2. Emergency fund: Money pros say you should have between three and six months of expenses in a liquid savings account. This is money that you shouldn’t touch unless there’s a dire financial emergency. Decide to set money aside each month — just like a regular bill — until you hit your target amount. There are several online tools available, like this BankRate.com calculator that can help you do the math.
3. Make plans for long-term savings, such as for retirement. Calculate 401(k) and IRA contributions as part of your budget, and make sure you’re both saving at least enough to take advantage of the company’s match. Also discuss other long-term goals, such as buying a house, and create a savings plan to accumulate what you’ll need for your down payment.
Other things that marriage changes
Yes, marriage may change lots of things, but we’re talking about the money-related stuff.

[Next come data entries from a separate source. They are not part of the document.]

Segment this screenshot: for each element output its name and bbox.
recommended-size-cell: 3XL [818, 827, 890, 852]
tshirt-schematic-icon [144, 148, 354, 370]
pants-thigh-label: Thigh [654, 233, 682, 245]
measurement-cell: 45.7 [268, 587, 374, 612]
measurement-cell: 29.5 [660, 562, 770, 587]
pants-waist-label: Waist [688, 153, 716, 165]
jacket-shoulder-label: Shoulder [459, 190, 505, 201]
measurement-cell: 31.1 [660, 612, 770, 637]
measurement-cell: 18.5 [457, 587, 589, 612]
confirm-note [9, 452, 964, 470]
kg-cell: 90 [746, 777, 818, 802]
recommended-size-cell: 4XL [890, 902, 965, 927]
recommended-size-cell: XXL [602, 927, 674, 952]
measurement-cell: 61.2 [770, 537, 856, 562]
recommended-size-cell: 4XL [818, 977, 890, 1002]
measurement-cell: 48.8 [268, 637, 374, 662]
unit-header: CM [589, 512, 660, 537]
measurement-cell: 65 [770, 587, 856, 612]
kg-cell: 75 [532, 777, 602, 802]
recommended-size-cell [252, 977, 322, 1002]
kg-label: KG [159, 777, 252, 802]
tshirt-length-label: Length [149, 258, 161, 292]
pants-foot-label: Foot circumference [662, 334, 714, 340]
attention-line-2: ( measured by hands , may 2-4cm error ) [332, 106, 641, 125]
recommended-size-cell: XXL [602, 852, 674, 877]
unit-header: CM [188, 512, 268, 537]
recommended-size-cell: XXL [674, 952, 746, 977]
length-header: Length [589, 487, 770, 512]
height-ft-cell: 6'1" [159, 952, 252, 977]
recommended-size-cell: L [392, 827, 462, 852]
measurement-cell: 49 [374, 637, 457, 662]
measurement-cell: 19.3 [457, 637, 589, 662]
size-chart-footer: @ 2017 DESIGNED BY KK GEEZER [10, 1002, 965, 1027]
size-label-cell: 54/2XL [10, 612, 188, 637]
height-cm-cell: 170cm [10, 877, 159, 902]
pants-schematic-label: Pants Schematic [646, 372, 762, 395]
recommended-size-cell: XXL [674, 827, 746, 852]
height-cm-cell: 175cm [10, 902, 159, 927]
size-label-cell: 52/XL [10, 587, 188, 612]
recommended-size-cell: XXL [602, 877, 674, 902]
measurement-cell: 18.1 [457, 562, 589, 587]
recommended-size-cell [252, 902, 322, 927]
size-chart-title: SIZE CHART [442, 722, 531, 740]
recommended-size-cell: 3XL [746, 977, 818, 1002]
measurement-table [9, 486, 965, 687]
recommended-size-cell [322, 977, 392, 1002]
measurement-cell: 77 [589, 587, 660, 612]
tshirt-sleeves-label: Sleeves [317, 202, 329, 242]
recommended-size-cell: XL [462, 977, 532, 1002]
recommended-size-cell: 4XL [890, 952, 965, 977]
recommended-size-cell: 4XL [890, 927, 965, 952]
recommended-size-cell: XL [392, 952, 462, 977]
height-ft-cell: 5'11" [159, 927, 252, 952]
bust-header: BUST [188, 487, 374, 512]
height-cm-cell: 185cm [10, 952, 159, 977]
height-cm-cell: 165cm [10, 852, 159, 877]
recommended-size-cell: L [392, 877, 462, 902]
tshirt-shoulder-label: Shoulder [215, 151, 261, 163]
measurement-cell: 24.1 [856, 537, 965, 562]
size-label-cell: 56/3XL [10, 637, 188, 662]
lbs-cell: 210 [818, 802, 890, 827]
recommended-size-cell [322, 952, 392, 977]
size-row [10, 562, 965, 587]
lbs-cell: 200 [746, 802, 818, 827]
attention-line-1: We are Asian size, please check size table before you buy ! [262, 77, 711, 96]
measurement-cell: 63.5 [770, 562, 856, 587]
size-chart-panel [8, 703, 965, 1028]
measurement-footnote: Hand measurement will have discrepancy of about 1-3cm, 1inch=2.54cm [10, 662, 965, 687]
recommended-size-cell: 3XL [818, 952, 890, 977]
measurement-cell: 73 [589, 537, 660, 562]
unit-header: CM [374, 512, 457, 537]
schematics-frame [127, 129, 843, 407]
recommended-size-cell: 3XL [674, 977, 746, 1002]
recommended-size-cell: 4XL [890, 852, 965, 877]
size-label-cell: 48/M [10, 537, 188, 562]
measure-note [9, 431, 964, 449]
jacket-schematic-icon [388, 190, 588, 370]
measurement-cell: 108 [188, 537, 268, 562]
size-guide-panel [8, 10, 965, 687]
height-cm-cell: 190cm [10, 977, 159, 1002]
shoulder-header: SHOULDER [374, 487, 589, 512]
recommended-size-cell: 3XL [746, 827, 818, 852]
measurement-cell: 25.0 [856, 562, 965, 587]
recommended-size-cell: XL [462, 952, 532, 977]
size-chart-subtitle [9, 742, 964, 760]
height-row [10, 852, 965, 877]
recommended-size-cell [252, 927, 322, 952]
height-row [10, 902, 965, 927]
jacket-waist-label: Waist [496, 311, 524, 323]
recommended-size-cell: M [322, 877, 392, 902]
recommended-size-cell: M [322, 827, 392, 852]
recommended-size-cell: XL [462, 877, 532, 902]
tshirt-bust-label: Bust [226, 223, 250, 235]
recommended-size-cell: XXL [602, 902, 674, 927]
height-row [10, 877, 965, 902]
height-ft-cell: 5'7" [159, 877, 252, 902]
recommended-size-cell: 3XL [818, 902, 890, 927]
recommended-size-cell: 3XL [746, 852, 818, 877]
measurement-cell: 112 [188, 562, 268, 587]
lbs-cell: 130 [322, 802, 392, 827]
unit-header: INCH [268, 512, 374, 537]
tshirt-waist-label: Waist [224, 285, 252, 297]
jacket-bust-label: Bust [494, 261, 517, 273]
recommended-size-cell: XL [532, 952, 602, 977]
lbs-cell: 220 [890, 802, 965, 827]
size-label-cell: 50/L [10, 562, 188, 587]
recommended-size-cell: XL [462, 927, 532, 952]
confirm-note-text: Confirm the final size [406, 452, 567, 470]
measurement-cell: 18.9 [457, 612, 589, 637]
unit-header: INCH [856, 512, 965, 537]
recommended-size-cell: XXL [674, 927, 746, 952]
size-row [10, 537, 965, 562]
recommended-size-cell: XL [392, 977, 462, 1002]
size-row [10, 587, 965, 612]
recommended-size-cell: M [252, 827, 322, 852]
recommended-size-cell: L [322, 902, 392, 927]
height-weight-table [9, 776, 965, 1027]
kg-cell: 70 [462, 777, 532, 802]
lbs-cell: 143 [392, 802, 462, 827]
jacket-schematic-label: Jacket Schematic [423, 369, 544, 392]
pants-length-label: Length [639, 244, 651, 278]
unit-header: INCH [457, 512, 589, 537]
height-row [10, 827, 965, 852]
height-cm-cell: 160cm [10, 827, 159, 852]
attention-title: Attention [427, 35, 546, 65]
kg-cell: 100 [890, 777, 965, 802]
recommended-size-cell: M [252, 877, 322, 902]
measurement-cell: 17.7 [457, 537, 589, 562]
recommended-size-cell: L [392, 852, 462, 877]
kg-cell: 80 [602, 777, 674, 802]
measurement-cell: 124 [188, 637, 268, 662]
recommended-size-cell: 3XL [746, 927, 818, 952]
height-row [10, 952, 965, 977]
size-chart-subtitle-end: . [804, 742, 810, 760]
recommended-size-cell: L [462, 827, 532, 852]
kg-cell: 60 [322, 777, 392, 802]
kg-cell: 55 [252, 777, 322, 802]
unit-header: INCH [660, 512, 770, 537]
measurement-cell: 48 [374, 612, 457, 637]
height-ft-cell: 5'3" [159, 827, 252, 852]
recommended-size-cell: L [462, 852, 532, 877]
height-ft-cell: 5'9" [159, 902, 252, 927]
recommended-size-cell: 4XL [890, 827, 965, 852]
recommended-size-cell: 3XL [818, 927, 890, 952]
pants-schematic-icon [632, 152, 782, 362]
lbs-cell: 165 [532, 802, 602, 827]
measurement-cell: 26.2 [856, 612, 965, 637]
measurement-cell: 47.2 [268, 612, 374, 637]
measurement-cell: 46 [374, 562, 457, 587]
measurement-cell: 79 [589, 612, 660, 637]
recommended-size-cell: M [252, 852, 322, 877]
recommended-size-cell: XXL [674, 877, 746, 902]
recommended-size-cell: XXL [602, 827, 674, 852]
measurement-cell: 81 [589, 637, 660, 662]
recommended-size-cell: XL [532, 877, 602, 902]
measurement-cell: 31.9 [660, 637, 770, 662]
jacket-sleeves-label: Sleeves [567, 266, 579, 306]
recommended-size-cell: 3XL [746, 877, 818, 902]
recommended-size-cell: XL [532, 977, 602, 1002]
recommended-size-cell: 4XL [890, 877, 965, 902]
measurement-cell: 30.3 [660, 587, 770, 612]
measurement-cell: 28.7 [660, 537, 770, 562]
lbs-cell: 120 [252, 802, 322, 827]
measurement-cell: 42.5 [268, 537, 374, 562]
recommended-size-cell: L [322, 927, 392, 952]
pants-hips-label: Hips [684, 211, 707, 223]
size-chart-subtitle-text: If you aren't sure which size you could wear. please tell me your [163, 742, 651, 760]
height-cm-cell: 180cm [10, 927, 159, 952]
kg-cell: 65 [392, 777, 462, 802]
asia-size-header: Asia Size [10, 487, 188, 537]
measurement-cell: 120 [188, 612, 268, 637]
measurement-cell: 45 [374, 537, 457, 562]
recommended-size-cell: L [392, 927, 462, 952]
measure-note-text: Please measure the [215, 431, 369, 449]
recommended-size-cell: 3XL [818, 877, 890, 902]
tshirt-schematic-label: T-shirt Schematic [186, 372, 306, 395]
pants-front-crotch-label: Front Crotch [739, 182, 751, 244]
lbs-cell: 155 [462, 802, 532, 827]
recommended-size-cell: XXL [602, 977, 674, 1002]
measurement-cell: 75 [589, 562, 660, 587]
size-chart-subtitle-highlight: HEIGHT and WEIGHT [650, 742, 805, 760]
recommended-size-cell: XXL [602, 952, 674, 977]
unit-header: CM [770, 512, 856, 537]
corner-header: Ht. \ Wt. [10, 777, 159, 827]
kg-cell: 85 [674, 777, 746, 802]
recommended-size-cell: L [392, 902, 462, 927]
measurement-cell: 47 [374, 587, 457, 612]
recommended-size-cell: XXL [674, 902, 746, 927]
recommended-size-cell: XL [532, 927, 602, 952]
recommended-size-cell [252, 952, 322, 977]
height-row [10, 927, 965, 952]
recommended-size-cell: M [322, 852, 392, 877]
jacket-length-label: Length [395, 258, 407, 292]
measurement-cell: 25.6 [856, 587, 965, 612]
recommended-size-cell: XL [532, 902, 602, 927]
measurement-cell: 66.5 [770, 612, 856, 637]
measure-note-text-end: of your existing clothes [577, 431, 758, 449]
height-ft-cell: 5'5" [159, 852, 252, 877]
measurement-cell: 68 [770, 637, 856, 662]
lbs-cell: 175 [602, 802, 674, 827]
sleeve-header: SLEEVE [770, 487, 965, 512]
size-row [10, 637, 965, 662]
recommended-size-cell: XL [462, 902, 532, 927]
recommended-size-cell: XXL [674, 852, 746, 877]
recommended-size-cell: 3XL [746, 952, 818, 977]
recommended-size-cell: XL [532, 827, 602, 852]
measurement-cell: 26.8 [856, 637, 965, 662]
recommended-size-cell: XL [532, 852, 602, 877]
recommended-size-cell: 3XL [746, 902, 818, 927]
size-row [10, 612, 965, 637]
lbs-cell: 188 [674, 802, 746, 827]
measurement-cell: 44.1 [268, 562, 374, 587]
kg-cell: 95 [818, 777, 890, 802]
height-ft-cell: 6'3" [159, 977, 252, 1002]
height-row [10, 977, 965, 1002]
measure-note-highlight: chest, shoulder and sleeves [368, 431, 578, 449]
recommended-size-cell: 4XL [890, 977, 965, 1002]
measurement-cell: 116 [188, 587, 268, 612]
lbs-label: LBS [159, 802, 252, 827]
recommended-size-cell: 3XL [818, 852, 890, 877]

Don’t forget to:
Change your beneficiaries on retirement accounts and insurance policies, assuming you want your spouse, and not your sibling or mom and dad, to get your stuff when you’re gone.
You’ll soon be filing your tax returns jointly, which means you may want to make some changes to your payroll withholding. Use this calculator from the IRS for some help.
Make sure to update your estate planning documents to reflect your marriage.
If you plan to change your name, make sure to do it on all your documents, credit cards, investment accounts and yes, your bank accounts, too.
Keep up the conversation
Even when you’ve taken all the steps in this post, your job isn’t done. You need to keep talking to your spouse about your finances. Pledge to have a monthly meeting to discuss the bills, and then every six months, meet to go over account statements for debt and savings so you can see your progress and make any changes you need to stay on track.
Also consider this: If you decide that one person will be in charge of the bills and the investing, be sure the other spouse knows what you have and what you owe. Should the bill payer drop dead, the other spouse will need to take over. Make it easy for non-managing spouse by starting a “When I’m Dead” file.